Networks can move massive amounts of data only so fast. Trucks, it turns out, can move it faster.
To the sound of throbbing heavy-metal music and flashes of strobe lights, Amazon drove a big rig onto the floor of the Sands Expo & Convention Center during the company’s annual customer conference.
The tractor-trailer hauls a massive storage device, dubbed Snowmobile, in the form of a 45-foot shipping container that holds 100 petabytes of data. A petabyte is about 1 million gigabytes.
Transporting data from companies to cloud providers has become immensely time-consuming as corporate data storage has ballooned from terabytes to petabytes to exabytes, each step a factor of roughly 1,000 larger than the last.
“When we started AWS [in 2006], the notion of an exabyte of data just seemed completely out there,” AWS Chief Executive Andy Jassy said. “Today, an exabyte of data is much more common.” That is equivalent to about 250 million DVDs or one trillion books of 400 pages each.

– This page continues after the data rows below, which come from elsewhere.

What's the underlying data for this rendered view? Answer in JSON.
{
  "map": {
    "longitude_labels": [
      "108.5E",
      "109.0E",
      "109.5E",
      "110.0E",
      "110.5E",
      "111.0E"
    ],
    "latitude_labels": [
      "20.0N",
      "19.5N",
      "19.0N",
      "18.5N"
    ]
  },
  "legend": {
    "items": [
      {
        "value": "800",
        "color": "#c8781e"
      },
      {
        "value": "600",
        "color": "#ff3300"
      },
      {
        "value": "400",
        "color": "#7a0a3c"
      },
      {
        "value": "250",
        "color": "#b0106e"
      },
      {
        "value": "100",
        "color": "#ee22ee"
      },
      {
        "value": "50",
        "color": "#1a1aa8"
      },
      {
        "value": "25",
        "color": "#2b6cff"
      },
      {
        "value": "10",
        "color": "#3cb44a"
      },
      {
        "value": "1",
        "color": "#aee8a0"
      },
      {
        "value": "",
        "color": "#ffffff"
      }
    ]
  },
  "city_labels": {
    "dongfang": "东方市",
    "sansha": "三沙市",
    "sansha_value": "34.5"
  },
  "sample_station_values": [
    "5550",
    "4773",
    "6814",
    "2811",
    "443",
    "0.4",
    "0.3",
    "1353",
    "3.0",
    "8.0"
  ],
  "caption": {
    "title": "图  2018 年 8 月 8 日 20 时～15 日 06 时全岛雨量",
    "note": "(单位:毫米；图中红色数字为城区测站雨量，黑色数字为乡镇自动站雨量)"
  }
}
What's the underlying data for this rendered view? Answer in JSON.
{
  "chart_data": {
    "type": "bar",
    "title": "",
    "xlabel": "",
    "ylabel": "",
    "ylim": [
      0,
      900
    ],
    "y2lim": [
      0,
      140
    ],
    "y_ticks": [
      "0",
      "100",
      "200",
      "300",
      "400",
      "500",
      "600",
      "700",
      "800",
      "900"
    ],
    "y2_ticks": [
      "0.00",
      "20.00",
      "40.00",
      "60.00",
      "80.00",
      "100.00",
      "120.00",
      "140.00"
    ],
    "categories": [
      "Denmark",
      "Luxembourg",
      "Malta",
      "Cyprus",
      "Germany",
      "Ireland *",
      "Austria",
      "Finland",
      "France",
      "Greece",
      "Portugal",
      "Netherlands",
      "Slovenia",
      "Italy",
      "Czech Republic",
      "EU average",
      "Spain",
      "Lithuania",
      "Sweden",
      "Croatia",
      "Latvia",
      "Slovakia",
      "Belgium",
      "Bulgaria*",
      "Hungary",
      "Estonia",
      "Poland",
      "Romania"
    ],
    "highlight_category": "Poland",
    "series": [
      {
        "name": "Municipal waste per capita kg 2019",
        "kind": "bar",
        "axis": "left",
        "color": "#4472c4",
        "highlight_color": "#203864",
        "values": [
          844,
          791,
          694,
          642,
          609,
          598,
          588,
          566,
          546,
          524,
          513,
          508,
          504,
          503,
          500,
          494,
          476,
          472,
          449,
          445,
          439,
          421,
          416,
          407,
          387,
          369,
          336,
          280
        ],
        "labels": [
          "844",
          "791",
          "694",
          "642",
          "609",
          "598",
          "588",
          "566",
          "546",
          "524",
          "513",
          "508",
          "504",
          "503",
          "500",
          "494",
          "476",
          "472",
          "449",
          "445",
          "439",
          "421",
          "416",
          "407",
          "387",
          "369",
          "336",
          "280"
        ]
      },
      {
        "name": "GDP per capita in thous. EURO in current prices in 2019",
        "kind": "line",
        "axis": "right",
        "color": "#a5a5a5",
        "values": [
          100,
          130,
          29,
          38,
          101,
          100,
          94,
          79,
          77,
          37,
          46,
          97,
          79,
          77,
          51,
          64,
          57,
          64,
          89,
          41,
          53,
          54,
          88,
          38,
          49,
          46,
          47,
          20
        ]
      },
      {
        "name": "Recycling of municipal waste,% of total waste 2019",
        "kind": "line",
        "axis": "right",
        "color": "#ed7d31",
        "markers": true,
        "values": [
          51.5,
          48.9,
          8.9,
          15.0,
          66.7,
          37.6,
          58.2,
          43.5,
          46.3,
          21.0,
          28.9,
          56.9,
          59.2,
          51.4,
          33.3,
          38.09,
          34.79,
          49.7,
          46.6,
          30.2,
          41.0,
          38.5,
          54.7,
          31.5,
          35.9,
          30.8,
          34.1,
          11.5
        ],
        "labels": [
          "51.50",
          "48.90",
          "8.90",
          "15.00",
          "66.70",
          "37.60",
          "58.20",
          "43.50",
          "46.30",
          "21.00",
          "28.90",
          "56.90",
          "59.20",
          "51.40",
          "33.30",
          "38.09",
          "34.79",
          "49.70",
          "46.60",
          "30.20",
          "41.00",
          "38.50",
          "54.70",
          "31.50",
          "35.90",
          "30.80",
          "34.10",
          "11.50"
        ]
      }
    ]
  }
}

Amazon plans to drive Snowmobiles to its customers’ offices, extract their data, then cruise to an Amazon facility where the information can be transferred to the cloud-computing network in far less time than it would for so much data to travel over the web.
The company, however, isn’t promising lightning speed. Ten Snowmobiles would reduce the time it takes to move an exabyte from on-premises storage to Amazon’s cloud to a little less than six months, from about 26 years using a high-speed internet connection, by the company’s calculations.
During a press conference, Mr. Jassy declined to disclose the cost of each Snowmobile unit but noted that the company has “several” of them. The trucks are currently available and customers are using them, he said. Snowmobile will cost half a cent per gigabyte per month of use, or about $500,000 a month to use its full capacity.